One example of this is best exemplified in nation-wide socio-political assumptions. When people are told that the number of Mexican immigrants in the US has declined in recent years (a fact) most claim the inverse to be true. This, the study postulates, is a result of people’s natural inclination to adopt the widely held belief system. 

A domino of disinformation

 To further complicate the matter, the study found that the spread of misinformation is exacerbated as it’s passed on to others. As the information moves from one receiver to the next, the information gets further and further from the truth — similarly to the game of ‘telephone’. 

“People can self-generate their own misinformation. It doesn’t all come from external sources,” said Jason Coronel, the lead author of the study and assistant professor of communication at The Ohio State University.

“They may not be doing it purposely, but their own biases can lead them astray. And the problem becomes larger when they share their self-generated misinformation with others.”

The first study: probable bias vs truth

In the first of the two studies, a group of 110 participants was presented with cursory written descriptions of four societal issues involving numerical data. The study considered four scenarios. The first two societal issues presented participants with factually accurate data that positively correlated with the commonly held viewpoint of the participants — for example, many people generally expect more Americans to support same-sex marriage than oppose it, which is affirmed in public opinion polls. 

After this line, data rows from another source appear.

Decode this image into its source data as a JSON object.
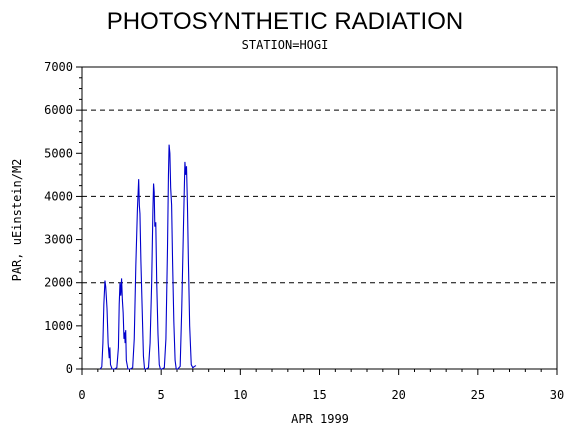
{
  "chart_data": {
    "type": "line",
    "title": "PHOTOSYNTHETIC RADIATION",
    "subtitle": "STATION=HOGI",
    "xlabel": "APR 1999",
    "ylabel": "PAR, uEinstein/M2",
    "xlim": [
      0,
      30
    ],
    "ylim": [
      0,
      7000
    ],
    "xticks": [
      "0",
      "5",
      "10",
      "15",
      "20",
      "25",
      "30"
    ],
    "yticks": [
      "0",
      "1000",
      "2000",
      "3000",
      "4000",
      "5000",
      "6000",
      "7000"
    ],
    "gridlines_y": [
      2000,
      4000,
      6000
    ],
    "grid": "horizontal dashed",
    "color": "#0000cc",
    "series": [
      {
        "x": [
          1.15,
          1.25,
          1.32,
          1.38,
          1.45,
          1.5,
          1.58,
          1.65,
          1.72,
          1.76,
          1.8,
          1.9,
          2.05,
          2.2,
          2.3,
          2.35,
          2.4,
          2.45,
          2.5,
          2.55,
          2.6,
          2.65,
          2.7,
          2.72,
          2.76,
          2.8,
          2.9,
          3.05,
          3.2,
          3.3,
          3.4,
          3.5,
          3.58,
          3.62,
          3.66,
          3.72,
          3.8,
          3.88,
          3.95,
          4.05,
          4.2,
          4.3,
          4.4,
          4.48,
          4.52,
          4.56,
          4.6,
          4.66,
          4.72,
          4.8,
          4.88,
          4.95,
          5.05,
          5.2,
          5.3,
          5.4,
          5.46,
          5.5,
          5.55,
          5.6,
          5.66,
          5.72,
          5.8,
          5.88,
          5.95,
          6.05,
          6.2,
          6.3,
          6.42,
          6.5,
          6.55,
          6.6,
          6.66,
          6.72,
          6.8,
          6.9,
          7.0,
          7.1,
          7.2
        ],
        "y": [
          0,
          50,
          600,
          1500,
          2050,
          1900,
          1400,
          600,
          250,
          500,
          100,
          0,
          0,
          30,
          500,
          1500,
          2000,
          1700,
          2100,
          1600,
          1300,
          700,
          850,
          600,
          900,
          200,
          0,
          0,
          30,
          700,
          2400,
          3700,
          4400,
          3800,
          3600,
          2500,
          1400,
          300,
          0,
          0,
          30,
          600,
          2000,
          3700,
          4300,
          4100,
          3300,
          3400,
          2000,
          800,
          100,
          0,
          0,
          30,
          700,
          2800,
          4500,
          5200,
          5000,
          4200,
          3800,
          2500,
          1100,
          200,
          0,
          0,
          60,
          1400,
          3500,
          4800,
          4500,
          4700,
          3800,
          2500,
          1000,
          100,
          30,
          60,
          80
        ]
      }
    ]
  }
}
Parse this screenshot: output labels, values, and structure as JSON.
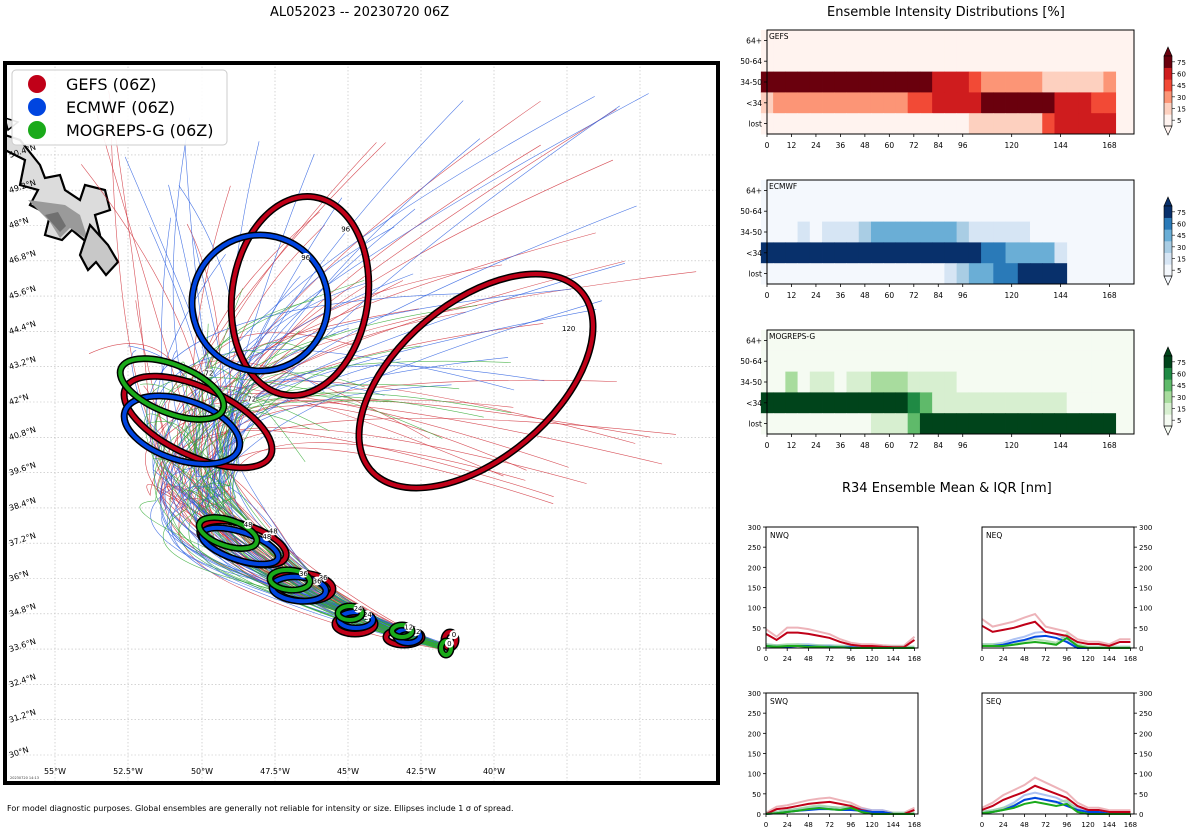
{
  "map": {
    "title": "AL052023 -- 20230720 06Z",
    "stamp": "20230720 14:13",
    "legend": [
      {
        "label": "GEFS (06Z)",
        "color": "#c00018"
      },
      {
        "label": "ECMWF (06Z)",
        "color": "#0045e0"
      },
      {
        "label": "MOGREPS-G (06Z)",
        "color": "#1aaa1a"
      }
    ],
    "lon_labels": [
      "55°W",
      "52.5°W",
      "50°W",
      "47.5°W",
      "45°W",
      "42.5°W",
      "40°W"
    ],
    "lat_labels": [
      "30°N",
      "31.2°N",
      "32.4°N",
      "33.6°N",
      "34.8°N",
      "36°N",
      "37.2°N",
      "38.4°N",
      "39.6°N",
      "40.8°N",
      "42°N",
      "43.2°N",
      "44.4°N",
      "45.6°N",
      "46.8°N",
      "48°N",
      "49.2°N",
      "50.4°N"
    ],
    "ellipse_labels": [
      "0",
      "12",
      "24",
      "36",
      "48",
      "72",
      "96",
      "120"
    ]
  },
  "footnote": "For model diagnostic purposes. Global ensembles are generally not reliable for intensity or size. Ellipses include 1 σ of spread.",
  "intensity": {
    "title": "Ensemble Intensity Distributions [%]",
    "rows": [
      "64+",
      "50-64",
      "34-50",
      "<34",
      "lost"
    ],
    "xticks": [
      "0",
      "12",
      "24",
      "36",
      "48",
      "60",
      "72",
      "84",
      "96",
      "120",
      "144",
      "168"
    ],
    "cbar_ticks": [
      "5",
      "15",
      "30",
      "45",
      "60",
      "75"
    ],
    "panels": [
      {
        "name": "GEFS",
        "palette": "red"
      },
      {
        "name": "ECMWF",
        "palette": "blue"
      },
      {
        "name": "MOGREPS-G",
        "palette": "green"
      }
    ]
  },
  "r34": {
    "title": "R34 Ensemble Mean & IQR [nm]",
    "yticks": [
      "0",
      "50",
      "100",
      "150",
      "200",
      "250",
      "300"
    ],
    "xticks": [
      "0",
      "24",
      "48",
      "72",
      "96",
      "120",
      "144",
      "168"
    ],
    "quadrants": [
      "NWQ",
      "NEQ",
      "SWQ",
      "SEQ"
    ]
  },
  "chart_data": [
    {
      "type": "heatmap",
      "title": "GEFS",
      "x_hours": [
        0,
        6,
        12,
        18,
        24,
        30,
        36,
        42,
        48,
        54,
        60,
        66,
        72,
        78,
        84,
        90,
        96,
        102,
        108,
        114,
        120,
        126,
        132,
        138,
        144,
        150,
        156,
        162,
        168
      ],
      "y_categories": [
        "64+",
        "50-64",
        "34-50",
        "<34",
        "lost"
      ],
      "values_pct": [
        [
          0,
          0,
          0,
          0,
          0,
          0,
          0,
          0,
          0,
          0,
          0,
          0,
          0,
          0,
          0,
          0,
          0,
          0,
          0,
          0,
          0,
          0,
          0,
          0,
          0,
          0,
          0,
          0,
          0
        ],
        [
          0,
          0,
          0,
          0,
          0,
          0,
          0,
          0,
          0,
          0,
          0,
          0,
          0,
          0,
          0,
          0,
          0,
          0,
          0,
          0,
          0,
          0,
          0,
          0,
          0,
          0,
          0,
          0,
          0
        ],
        [
          90,
          80,
          80,
          80,
          85,
          85,
          85,
          85,
          85,
          85,
          85,
          85,
          70,
          65,
          55,
          55,
          55,
          40,
          15,
          15,
          15,
          15,
          15,
          10,
          5,
          5,
          10,
          5,
          15
        ],
        [
          10,
          20,
          20,
          20,
          15,
          15,
          15,
          15,
          15,
          15,
          15,
          15,
          30,
          35,
          45,
          45,
          45,
          55,
          80,
          80,
          80,
          80,
          80,
          60,
          50,
          45,
          45,
          40,
          35
        ],
        [
          0,
          0,
          0,
          0,
          0,
          0,
          0,
          0,
          0,
          0,
          0,
          0,
          0,
          0,
          0,
          0,
          0,
          5,
          5,
          5,
          5,
          5,
          5,
          30,
          45,
          50,
          45,
          55,
          50
        ]
      ],
      "colorbar": [
        5,
        15,
        30,
        45,
        60,
        75
      ]
    },
    {
      "type": "heatmap",
      "title": "ECMWF",
      "x_hours": [
        0,
        6,
        12,
        18,
        24,
        30,
        36,
        42,
        48,
        54,
        60,
        66,
        72,
        78,
        84,
        90,
        96,
        102,
        108,
        114,
        120,
        126,
        132,
        138,
        144
      ],
      "y_categories": [
        "64+",
        "50-64",
        "34-50",
        "<34",
        "lost"
      ],
      "values_pct": [
        [
          0,
          0,
          0,
          0,
          0,
          0,
          0,
          0,
          0,
          0,
          0,
          0,
          0,
          0,
          0,
          0,
          0,
          0,
          0,
          0,
          0,
          0,
          0,
          0,
          0
        ],
        [
          0,
          0,
          0,
          0,
          0,
          0,
          0,
          0,
          0,
          0,
          0,
          0,
          0,
          0,
          0,
          0,
          0,
          0,
          0,
          0,
          0,
          0,
          0,
          0,
          0
        ],
        [
          0,
          0,
          0,
          5,
          0,
          10,
          5,
          10,
          15,
          30,
          40,
          40,
          40,
          40,
          40,
          30,
          15,
          10,
          10,
          10,
          5,
          10,
          0,
          0,
          0
        ],
        [
          100,
          100,
          100,
          100,
          100,
          90,
          95,
          90,
          85,
          70,
          60,
          60,
          60,
          60,
          60,
          65,
          70,
          60,
          55,
          55,
          40,
          30,
          30,
          30,
          10
        ],
        [
          0,
          0,
          0,
          0,
          0,
          0,
          0,
          0,
          0,
          0,
          0,
          0,
          0,
          0,
          0,
          5,
          15,
          30,
          35,
          50,
          55,
          60,
          70,
          70,
          90
        ]
      ],
      "colorbar": [
        5,
        15,
        30,
        45,
        60,
        75
      ]
    },
    {
      "type": "heatmap",
      "title": "MOGREPS-G",
      "x_hours": [
        0,
        6,
        12,
        18,
        24,
        30,
        36,
        42,
        48,
        54,
        60,
        66,
        72,
        78,
        84,
        90,
        96,
        102,
        108,
        114,
        120,
        126,
        132,
        138,
        144,
        150,
        156,
        162,
        168
      ],
      "y_categories": [
        "64+",
        "50-64",
        "34-50",
        "<34",
        "lost"
      ],
      "values_pct": [
        [
          0,
          0,
          0,
          0,
          0,
          0,
          0,
          0,
          0,
          0,
          0,
          0,
          0,
          0,
          0,
          0,
          0,
          0,
          0,
          0,
          0,
          0,
          0,
          0,
          0,
          0,
          0,
          0,
          0
        ],
        [
          0,
          0,
          0,
          0,
          0,
          0,
          0,
          0,
          0,
          0,
          0,
          0,
          0,
          0,
          0,
          0,
          0,
          0,
          0,
          0,
          0,
          0,
          0,
          0,
          0,
          0,
          0,
          0,
          0
        ],
        [
          0,
          0,
          20,
          0,
          10,
          10,
          0,
          10,
          10,
          20,
          20,
          20,
          10,
          10,
          10,
          10,
          0,
          0,
          0,
          0,
          0,
          0,
          0,
          0,
          0,
          0,
          0,
          0,
          0
        ],
        [
          100,
          100,
          80,
          100,
          90,
          90,
          100,
          90,
          90,
          70,
          70,
          70,
          50,
          30,
          10,
          10,
          10,
          10,
          10,
          10,
          10,
          10,
          10,
          10,
          10,
          0,
          0,
          0,
          0
        ],
        [
          0,
          0,
          0,
          0,
          0,
          0,
          0,
          0,
          0,
          10,
          10,
          10,
          40,
          60,
          80,
          80,
          90,
          90,
          90,
          90,
          90,
          90,
          90,
          90,
          90,
          100,
          100,
          100,
          100
        ]
      ],
      "colorbar": [
        5,
        15,
        30,
        45,
        60,
        75
      ]
    },
    {
      "type": "line",
      "title": "NWQ",
      "ylim": [
        0,
        300
      ],
      "x": [
        0,
        12,
        24,
        36,
        48,
        60,
        72,
        84,
        96,
        108,
        120,
        132,
        144,
        156,
        168
      ],
      "series": [
        {
          "name": "GEFS",
          "values": [
            35,
            20,
            38,
            38,
            35,
            30,
            25,
            15,
            8,
            5,
            5,
            3,
            2,
            2,
            20
          ]
        },
        {
          "name": "ECMWF",
          "values": [
            5,
            3,
            3,
            5,
            5,
            3,
            3,
            2,
            2,
            0,
            0,
            0,
            0,
            0,
            0
          ]
        },
        {
          "name": "MOGREPS-G",
          "values": [
            5,
            3,
            5,
            5,
            3,
            3,
            2,
            2,
            0,
            0,
            0,
            0,
            0,
            0,
            0
          ]
        }
      ]
    },
    {
      "type": "line",
      "title": "NEQ",
      "ylim": [
        0,
        300
      ],
      "x": [
        0,
        12,
        24,
        36,
        48,
        60,
        72,
        84,
        96,
        108,
        120,
        132,
        144,
        156,
        168
      ],
      "series": [
        {
          "name": "GEFS",
          "values": [
            55,
            40,
            45,
            50,
            58,
            65,
            40,
            35,
            30,
            15,
            10,
            10,
            5,
            15,
            15
          ]
        },
        {
          "name": "ECMWF",
          "values": [
            5,
            5,
            8,
            15,
            20,
            28,
            30,
            25,
            15,
            0,
            0,
            0,
            0,
            0,
            0
          ]
        },
        {
          "name": "MOGREPS-G",
          "values": [
            5,
            5,
            5,
            8,
            12,
            15,
            12,
            8,
            25,
            5,
            0,
            0,
            0,
            0,
            0
          ]
        }
      ]
    },
    {
      "type": "line",
      "title": "SWQ",
      "ylim": [
        0,
        300
      ],
      "x": [
        0,
        12,
        24,
        36,
        48,
        60,
        72,
        84,
        96,
        108,
        120,
        132,
        144,
        156,
        168
      ],
      "series": [
        {
          "name": "GEFS",
          "values": [
            0,
            12,
            15,
            20,
            25,
            28,
            30,
            25,
            20,
            10,
            5,
            5,
            0,
            0,
            10
          ]
        },
        {
          "name": "ECMWF",
          "values": [
            0,
            2,
            5,
            8,
            10,
            12,
            12,
            10,
            10,
            8,
            5,
            5,
            0,
            0,
            0
          ]
        },
        {
          "name": "MOGREPS-G",
          "values": [
            0,
            2,
            5,
            8,
            12,
            15,
            12,
            10,
            15,
            5,
            0,
            0,
            0,
            0,
            0
          ]
        }
      ]
    },
    {
      "type": "line",
      "title": "SEQ",
      "ylim": [
        0,
        300
      ],
      "x": [
        0,
        12,
        24,
        36,
        48,
        60,
        72,
        84,
        96,
        108,
        120,
        132,
        144,
        156,
        168
      ],
      "series": [
        {
          "name": "GEFS",
          "values": [
            10,
            20,
            35,
            45,
            55,
            70,
            60,
            50,
            40,
            20,
            10,
            10,
            5,
            5,
            5
          ]
        },
        {
          "name": "ECMWF",
          "values": [
            2,
            5,
            10,
            20,
            35,
            40,
            35,
            30,
            20,
            10,
            5,
            5,
            0,
            0,
            0
          ]
        },
        {
          "name": "MOGREPS-G",
          "values": [
            2,
            5,
            10,
            15,
            25,
            30,
            25,
            20,
            25,
            5,
            0,
            0,
            0,
            0,
            0
          ]
        }
      ]
    }
  ]
}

The researchers also presented participants with two issues for which the numbers didn’t coincide with how most people viewed the topics. For example, most agree with the assumption that the number of Mexican immigrants in the US increased between the years 2007 and 2014. When, in fact, this figure dropped from 12.8 million in 2007 to 11.7 million in 2014. 

After reading the descriptions, the participants were then asked to jot down (from memory) the figure that they saw in the description of each social scenario. 

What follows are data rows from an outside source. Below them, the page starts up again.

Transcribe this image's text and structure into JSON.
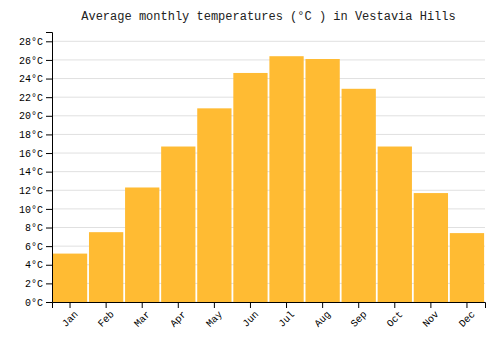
{
  "chart_data": {
    "type": "bar",
    "title": "Average monthly temperatures (°C ) in Vestavia Hills",
    "categories": [
      "Jan",
      "Feb",
      "Mar",
      "Apr",
      "May",
      "Jun",
      "Jul",
      "Aug",
      "Sep",
      "Oct",
      "Nov",
      "Dec"
    ],
    "values": [
      5.2,
      7.5,
      12.3,
      16.7,
      20.8,
      24.6,
      26.4,
      26.1,
      22.9,
      16.7,
      11.7,
      7.4
    ],
    "color": "#FFBB33",
    "ylim": [
      0,
      29
    ],
    "yticks": [
      {
        "value": 0,
        "label": "0°C"
      },
      {
        "value": 2,
        "label": "2°C"
      },
      {
        "value": 4,
        "label": "4°C"
      },
      {
        "value": 6,
        "label": "6°C"
      },
      {
        "value": 8,
        "label": "8°C"
      },
      {
        "value": 10,
        "label": "10°C"
      },
      {
        "value": 12,
        "label": "12°C"
      },
      {
        "value": 14,
        "label": "14°C"
      },
      {
        "value": 16,
        "label": "16°C"
      },
      {
        "value": 18,
        "label": "18°C"
      },
      {
        "value": 20,
        "label": "20°C"
      },
      {
        "value": 22,
        "label": "22°C"
      },
      {
        "value": 24,
        "label": "24°C"
      },
      {
        "value": 26,
        "label": "26°C"
      },
      {
        "value": 28,
        "label": "28°C"
      }
    ],
    "grid": true
  }
}
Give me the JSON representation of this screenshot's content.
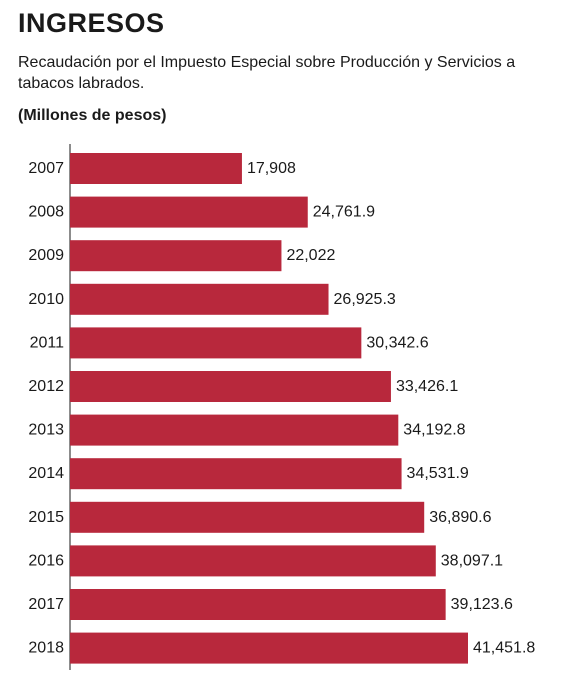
{
  "title": "INGRESOS",
  "subtitle": "Recaudación por el Impuesto Especial sobre Producción y Servicios a tabacos labrados.",
  "unit_label": "(Millones de pesos)",
  "chart_data": {
    "type": "bar",
    "orientation": "horizontal",
    "categories": [
      "2007",
      "2008",
      "2009",
      "2010",
      "2011",
      "2012",
      "2013",
      "2014",
      "2015",
      "2016",
      "2017",
      "2018"
    ],
    "values": [
      17908,
      24761.9,
      22022,
      26925.3,
      30342.6,
      33426.1,
      34192.8,
      34531.9,
      36890.6,
      38097.1,
      39123.6,
      41451.8
    ],
    "value_labels": [
      "17,908",
      "24,761.9",
      "22,022",
      "26,925.3",
      "30,342.6",
      "33,426.1",
      "34,192.8",
      "34,531.9",
      "36,890.6",
      "38,097.1",
      "39,123.6",
      "41,451.8"
    ],
    "xlim": [
      0,
      41451.8
    ],
    "bar_color": "#b8283c",
    "grid": false
  }
}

The researchers, as predicted, found that participants wrote down the correct data for the scenarios that coincided with popular opinion on the issue. (Participants wrote down a larger number for the percentage of people who supported same-sex marriage than for those who opposed it — a true relationship.)

However, the numbers that the participants jotted down from the scenario that went against popular opinion (whether the number of Mexican had risen or decreased), participants were way off from the actual figure — in this case, their probable biases eclipsed the truth.

Interestingly, some participants remembered the actual figures but inverted them to conform to their bias. 

“Their biases were leading them to misremember the direction they were going,” said Coronel. 

The second study: a game of “telephone”

If the results from the first study proved an individual involuntary inability to remain unbiased when absorbing factual data, the second study revealed how skewed this information becomes when passed along amongst a group of individuals. 

In the second study, the first person in the “telephone chain” was presented with accurate data on Mexican immigrants in the United States (the figure dropped from 12.8 million to 11.7 million). They then wrote down these figures from memory, and were asked to pass these numbers to the second person in the chain, who had to remember them and write them down, and so on and so forth until the chain was complete.

The results were shocking — on average, most of the initiators (first person to pass on the message), said that the number of Mexican immigrants actually increased by 900,000 from 2007 to 2014 rather than truth — that it dropped by 1.1 million.

The final verdict of the last person in the chain: the number of Mexican immigrants had increased in those 7 years by about 4.6 million. This drastic deviation from the given fact underlines the shaky terrain of both verbal and written communication amongst groups of people. 

Breaking the bias chain 

Before you discount every piece of information you’ve ever received from another individual, Shannon Poulson, one of the doctoral students who conducted the study, lends one sound piece of advice for consideration: 

“We need to realize that internal sources of misinformation can possibly be as significant as or more significant than external sources,” she said.